Learning Answer Generation using Supervision from Automatic Question Answering Evaluators
This work addresses the challenge of enhancing answer generation in QA systems, particularly for applications requiring accurate and reliable responses, though it is incremental in leveraging existing evaluation models for training.
The paper tackles the problem of improving Generation-based QA (GenQA) models by proposing a novel training paradigm that uses supervision from automatic QA evaluation models (GAVA), resulting in significant improvements in answering accuracy on academic and industrial datasets.
Recent studies show that sentence-level extractive QA, i.e., based on Answer Sentence Selection (AS2), is outperformed by Generation-based QA (GenQA) models, which generate answers using the top-k answer sentences ranked by AS2 models (a la retrieval-augmented generation style).
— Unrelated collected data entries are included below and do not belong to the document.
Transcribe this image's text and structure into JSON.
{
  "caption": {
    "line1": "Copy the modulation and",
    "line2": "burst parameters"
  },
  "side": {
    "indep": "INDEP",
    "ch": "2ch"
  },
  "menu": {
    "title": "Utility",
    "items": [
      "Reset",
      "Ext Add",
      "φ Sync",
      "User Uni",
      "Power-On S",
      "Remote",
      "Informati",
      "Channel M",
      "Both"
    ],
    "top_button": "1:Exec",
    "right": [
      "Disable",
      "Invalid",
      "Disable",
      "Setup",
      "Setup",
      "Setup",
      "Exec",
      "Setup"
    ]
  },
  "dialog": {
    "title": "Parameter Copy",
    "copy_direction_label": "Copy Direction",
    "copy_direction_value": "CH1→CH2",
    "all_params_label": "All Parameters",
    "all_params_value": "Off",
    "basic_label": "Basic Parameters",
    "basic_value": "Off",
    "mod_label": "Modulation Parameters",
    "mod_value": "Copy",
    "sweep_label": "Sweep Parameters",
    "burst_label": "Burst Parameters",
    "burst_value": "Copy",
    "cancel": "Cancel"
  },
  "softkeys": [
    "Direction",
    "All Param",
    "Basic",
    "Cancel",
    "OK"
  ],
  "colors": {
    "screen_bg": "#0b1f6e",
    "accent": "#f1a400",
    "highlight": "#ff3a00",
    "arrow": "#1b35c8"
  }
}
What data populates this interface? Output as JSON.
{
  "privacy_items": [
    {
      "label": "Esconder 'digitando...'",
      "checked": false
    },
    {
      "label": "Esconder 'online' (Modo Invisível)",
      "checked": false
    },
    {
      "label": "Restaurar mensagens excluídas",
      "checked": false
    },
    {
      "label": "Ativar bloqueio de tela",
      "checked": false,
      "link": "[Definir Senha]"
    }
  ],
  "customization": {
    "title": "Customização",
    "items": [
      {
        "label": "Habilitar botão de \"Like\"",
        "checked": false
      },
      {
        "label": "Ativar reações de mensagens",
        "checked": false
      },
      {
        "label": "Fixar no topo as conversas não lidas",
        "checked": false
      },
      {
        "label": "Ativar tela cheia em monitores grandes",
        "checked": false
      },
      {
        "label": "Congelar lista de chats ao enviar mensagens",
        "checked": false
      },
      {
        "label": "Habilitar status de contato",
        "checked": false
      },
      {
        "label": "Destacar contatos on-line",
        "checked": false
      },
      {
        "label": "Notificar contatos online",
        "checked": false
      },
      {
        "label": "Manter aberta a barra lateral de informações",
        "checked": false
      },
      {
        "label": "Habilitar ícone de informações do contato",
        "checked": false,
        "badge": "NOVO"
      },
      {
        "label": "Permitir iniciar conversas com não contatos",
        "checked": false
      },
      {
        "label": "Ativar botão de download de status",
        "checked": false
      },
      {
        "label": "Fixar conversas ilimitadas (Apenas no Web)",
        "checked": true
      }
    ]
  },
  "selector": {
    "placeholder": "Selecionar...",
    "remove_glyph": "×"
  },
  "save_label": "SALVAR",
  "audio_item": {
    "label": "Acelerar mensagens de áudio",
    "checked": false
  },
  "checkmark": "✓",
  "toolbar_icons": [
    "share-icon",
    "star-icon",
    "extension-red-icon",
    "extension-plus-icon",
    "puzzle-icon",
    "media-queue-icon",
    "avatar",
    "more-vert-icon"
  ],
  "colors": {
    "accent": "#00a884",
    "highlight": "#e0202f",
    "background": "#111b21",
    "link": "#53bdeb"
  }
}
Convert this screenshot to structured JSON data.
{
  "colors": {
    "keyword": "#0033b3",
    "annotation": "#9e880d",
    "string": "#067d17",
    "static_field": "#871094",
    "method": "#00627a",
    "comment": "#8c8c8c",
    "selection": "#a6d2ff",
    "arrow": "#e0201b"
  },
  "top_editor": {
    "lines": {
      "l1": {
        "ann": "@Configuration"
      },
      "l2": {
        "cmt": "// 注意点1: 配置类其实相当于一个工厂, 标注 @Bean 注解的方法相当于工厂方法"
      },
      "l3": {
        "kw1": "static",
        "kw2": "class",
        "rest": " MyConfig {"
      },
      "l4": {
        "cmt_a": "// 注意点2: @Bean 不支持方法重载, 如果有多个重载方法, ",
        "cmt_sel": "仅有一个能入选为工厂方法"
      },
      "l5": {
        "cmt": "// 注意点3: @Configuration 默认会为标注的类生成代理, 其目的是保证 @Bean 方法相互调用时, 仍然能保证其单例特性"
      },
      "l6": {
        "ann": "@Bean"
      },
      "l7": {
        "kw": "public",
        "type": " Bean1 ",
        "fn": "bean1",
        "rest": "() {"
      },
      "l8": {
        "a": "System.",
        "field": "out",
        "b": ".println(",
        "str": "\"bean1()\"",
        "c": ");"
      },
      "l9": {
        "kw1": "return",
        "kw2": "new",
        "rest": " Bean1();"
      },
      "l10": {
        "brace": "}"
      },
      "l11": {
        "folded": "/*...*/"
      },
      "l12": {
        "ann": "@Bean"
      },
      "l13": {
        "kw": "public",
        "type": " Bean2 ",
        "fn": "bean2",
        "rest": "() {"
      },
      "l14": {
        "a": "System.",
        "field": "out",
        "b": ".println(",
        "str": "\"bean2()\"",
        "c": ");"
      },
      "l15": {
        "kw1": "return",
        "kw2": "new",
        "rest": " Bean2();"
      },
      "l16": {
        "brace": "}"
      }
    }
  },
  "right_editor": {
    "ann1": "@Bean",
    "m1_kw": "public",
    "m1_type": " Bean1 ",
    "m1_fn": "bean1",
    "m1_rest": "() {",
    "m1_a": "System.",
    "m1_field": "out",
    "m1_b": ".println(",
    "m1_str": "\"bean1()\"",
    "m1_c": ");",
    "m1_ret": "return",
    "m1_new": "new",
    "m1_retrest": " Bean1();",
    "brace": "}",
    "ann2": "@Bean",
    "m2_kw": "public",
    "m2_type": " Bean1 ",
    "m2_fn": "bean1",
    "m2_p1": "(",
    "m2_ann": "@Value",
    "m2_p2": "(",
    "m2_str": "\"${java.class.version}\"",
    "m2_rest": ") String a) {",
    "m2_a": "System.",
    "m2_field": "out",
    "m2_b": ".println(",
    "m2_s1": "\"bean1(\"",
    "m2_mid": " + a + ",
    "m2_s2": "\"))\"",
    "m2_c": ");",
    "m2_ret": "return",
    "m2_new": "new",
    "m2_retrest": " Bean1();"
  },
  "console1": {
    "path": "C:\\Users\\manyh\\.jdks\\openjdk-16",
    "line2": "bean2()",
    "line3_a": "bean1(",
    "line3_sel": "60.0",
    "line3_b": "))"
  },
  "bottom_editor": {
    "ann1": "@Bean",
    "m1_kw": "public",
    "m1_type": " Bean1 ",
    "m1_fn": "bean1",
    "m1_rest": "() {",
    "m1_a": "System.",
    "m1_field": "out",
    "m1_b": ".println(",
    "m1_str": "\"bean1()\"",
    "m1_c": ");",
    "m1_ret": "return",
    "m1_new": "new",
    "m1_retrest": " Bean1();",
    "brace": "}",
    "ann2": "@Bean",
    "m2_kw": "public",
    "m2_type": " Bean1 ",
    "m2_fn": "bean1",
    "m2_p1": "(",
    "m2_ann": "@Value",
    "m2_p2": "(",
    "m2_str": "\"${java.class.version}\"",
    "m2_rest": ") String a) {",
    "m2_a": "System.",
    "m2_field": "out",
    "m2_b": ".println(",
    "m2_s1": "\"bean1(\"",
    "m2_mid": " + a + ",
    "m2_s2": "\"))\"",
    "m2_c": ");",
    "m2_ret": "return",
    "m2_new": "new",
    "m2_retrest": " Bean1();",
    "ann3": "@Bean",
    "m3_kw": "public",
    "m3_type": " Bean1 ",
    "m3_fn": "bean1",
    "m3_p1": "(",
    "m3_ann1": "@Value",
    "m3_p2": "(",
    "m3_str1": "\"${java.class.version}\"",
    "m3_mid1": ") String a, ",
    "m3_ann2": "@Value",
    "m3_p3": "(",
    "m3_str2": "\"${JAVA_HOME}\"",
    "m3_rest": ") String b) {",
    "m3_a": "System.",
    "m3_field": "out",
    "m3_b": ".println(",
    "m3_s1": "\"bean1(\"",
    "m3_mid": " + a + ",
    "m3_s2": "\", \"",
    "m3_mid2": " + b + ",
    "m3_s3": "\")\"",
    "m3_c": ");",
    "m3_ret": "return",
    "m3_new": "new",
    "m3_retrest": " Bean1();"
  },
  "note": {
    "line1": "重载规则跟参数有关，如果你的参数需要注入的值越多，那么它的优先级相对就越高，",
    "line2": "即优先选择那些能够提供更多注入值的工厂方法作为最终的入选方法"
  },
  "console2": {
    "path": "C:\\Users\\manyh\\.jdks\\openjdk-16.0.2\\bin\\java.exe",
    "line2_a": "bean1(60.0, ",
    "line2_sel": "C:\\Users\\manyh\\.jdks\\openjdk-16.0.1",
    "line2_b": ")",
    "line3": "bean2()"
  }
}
In this paper, we propose a novel training paradigm for GenQA using supervision from automatic QA evaluation models (GAVA). Specifically, we propose three strategies to transfer knowledge from these QA evaluation models to a GenQA model: (i) augmenting training data with answers generated by the GenQA model and labelled by GAVA (either statically, before training, or (ii) dynamically, at every training epoch); and (iii) using the GAVA score for weighting the generator loss during the learning of the GenQA model. We evaluate our proposed methods on two academic and one industrial dataset, obtaining a significant improvement in answering accuracy over the previous state of the art.